県内では今月新たに12人が「保護司」となりました。新任保護司への辞令伝達式。
40代から70代の12人が新たに保護司となりました。
【青森保護観察所 正木勉所長】
「保護司という言葉はまだまだ日本では認知度が低い状態ではございますけど、世界では地域の安全安心のために欠かせない存在だということで非常に注目をされている仕事でございます」
保護司は保護司法に基づき、法務大臣から委嘱された非常勤の国家公務員。しかし給与は支給されないボランティアです。

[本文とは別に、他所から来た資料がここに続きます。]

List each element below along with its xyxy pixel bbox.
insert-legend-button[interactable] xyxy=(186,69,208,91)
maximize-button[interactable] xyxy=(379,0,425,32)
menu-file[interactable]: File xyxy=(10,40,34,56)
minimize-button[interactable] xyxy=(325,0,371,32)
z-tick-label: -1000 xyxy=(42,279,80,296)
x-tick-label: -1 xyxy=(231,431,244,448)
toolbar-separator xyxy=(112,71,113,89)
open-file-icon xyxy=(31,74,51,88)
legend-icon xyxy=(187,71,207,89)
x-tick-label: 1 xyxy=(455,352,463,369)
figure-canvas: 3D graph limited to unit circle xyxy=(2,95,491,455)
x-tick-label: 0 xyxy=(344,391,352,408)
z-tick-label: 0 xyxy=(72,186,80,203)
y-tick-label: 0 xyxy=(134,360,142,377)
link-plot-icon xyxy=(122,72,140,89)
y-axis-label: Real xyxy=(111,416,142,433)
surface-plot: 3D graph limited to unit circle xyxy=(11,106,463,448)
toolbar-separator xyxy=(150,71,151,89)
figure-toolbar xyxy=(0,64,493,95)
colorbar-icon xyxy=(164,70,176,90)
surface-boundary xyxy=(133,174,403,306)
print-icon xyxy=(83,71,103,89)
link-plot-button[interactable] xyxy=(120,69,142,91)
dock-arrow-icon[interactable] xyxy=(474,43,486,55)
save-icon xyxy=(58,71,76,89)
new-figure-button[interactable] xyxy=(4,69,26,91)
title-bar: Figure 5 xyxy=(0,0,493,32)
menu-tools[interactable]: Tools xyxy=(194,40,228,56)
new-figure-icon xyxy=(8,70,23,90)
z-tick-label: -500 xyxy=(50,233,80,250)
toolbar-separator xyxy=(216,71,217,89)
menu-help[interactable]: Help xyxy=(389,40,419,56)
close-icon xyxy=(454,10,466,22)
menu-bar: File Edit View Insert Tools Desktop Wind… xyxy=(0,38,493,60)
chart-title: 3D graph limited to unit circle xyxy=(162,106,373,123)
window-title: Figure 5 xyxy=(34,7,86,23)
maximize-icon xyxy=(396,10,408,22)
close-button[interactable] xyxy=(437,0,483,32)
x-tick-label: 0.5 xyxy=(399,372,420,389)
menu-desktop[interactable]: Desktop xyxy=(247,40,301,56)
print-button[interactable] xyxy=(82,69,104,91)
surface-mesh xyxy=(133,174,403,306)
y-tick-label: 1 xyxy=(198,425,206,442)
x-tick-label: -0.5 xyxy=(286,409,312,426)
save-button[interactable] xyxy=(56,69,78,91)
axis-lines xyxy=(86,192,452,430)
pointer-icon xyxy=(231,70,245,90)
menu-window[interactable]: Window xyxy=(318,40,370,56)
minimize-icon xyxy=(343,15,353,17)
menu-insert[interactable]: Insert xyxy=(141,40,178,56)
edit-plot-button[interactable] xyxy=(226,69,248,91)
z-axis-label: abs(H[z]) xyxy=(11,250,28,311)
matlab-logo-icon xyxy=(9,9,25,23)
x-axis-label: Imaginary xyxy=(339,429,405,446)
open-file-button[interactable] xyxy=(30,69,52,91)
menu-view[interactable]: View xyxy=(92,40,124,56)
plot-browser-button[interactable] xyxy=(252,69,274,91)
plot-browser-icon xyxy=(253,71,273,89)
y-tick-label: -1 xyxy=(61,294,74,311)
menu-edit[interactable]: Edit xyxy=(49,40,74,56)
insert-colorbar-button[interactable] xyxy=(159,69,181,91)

役割は「更生保護」。犯罪や非行をした人を社会で再び受け入れ、立ち直りを支えます。
会社員や教員、会社役員などさまざまな職種の人たちが日常の仕事の傍ら活動しています。
【会社員の新任保護司】
「被害者の方の心情はよく分かるんですが、その他の方々の受け入れというのが非常に厳しくなっているんではないかなと」
【教員の新任保護司】
「手のかかった子、指導を要した子、子どもたちがきちんと立派に社会で働いている、社会に溶け込んでいるそういう姿をまじまじと目にした時にやっぱり人っていうのは捨てたもんではないなと」「非行の予防、犯罪の予防、更生というような面におきましても全く同じなのかなというふうに思っておりまして」
【青森保護観察所 正木勉所長】
「何よりも私たちが一番目標としているのが再犯を防止して新たな被害者や被害者家族を生まないことが最終的には私たちの目標になると思います」
全国保護司連盟によりますと本人が反省し、やり直そうと思っていても、社会の側のバリアなどさまざまな要因により居場所が得られず、再犯や再非行に至ってしまうケースも少なくないということです。
一方で・・・
【青森保護観察所 正木勉所長】
「国は現在これまで以上に保護司の皆様方が安心して活動できる取り組みをしております」
おととし、滋賀県大津市で保護司の男性が保護観察中の男に殺害される事件がありました。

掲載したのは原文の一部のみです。